I have never hated the rains with such a dramatic intensity as I am hating it this season. Usually Camus's writing which I associate with depression anyway, perks up the thinker (if I may say so) in me. I had also begun reading The Plague last month when a friendly bookseller gave his beloved copy to me seeing my love for Camus. I have to write here that even the most dreary landscapes have come alive in my imagination but the ones mentioned in The Plague just refused to get away from my eyes. I dreamt about plague ridden ancient citadels of Rome for weeks at end. Something about ancient cities and their perishing reasons that come down to either geographical or biological upheavals has me interested for a long time. But my reluctance to focus on Camus's writing in either The Plague or The Outsider has got to do with his basic premises of treating the subjects. As a young woman who looks towards life with passion and soul, I abhorred Mr. Meursault's character for its lifeless and cold attitude. I might just as well start resenting existential crisis solely for the reason of having read Camus's extreme characters who don't fit in society. I know that is the point of his writing but I have this sliver of hope for everyone who shows signs of instability and boredom with their lives that they can shape their existence in a better way if they take it upon themselves rather than giving it up altogether on destiny and fate. I am huge believer in active and sustained course of actions rather than passive submissiveness to problems. It doesn't help when one reads Camus and decides to compare everything that he so vividly, I must say, paints with his words. They prick and trick us into believing everything he writes to be true. A good writer must be successful at doing so to his readers, but it becomes burdensome when such questions harm us more than solving our existing crisis. For all of Camus's writing strength, I generally give up his books halfway during my first read and reread them usually after a long time just so to dust away the seeds of misery he seems to be planting in his readers' minds. 

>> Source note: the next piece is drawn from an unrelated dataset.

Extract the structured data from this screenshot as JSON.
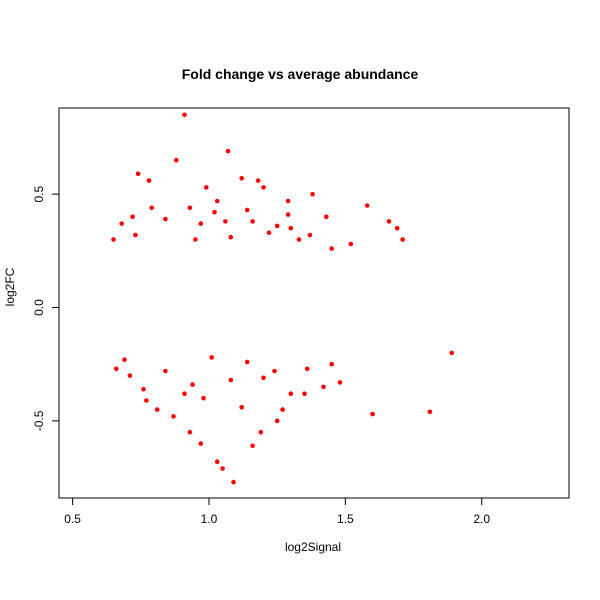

I have seen young readers in their early twenties' read Camus and I have always wondered at their thoughts about this writer and his depressing take on life and humans. I started reading Camus fairly late in my life, after I turned twenty-five. It also perhaps was good because his hold on sorrow and its depths would have otherwise crushed my senile self in my early reading years. Some writings we must read at an age group when perhaps they are long past their relevance. I certainly don't regard reading to be a compulsive vocation as a person but it's always wonderful to have an alternate world of theories where we can dwell as freely as we wish to. The real world often traps our minds and degenerates them with the material availability of possessions, but the reading world opens up channels of vast multiple routes that we can hop into without their implications burdening our souls. This is the reason why Camus is so successful in hammering his readers with a guilt of looking into their behaviour and finding something amiss that tries to shatter their protected bubble of existence. So often, he breaks my anger into different balls of satiated energy that I throw back into the world and announce to my heart and mind that spirits once ignited are hard to extinguish by mere mortals.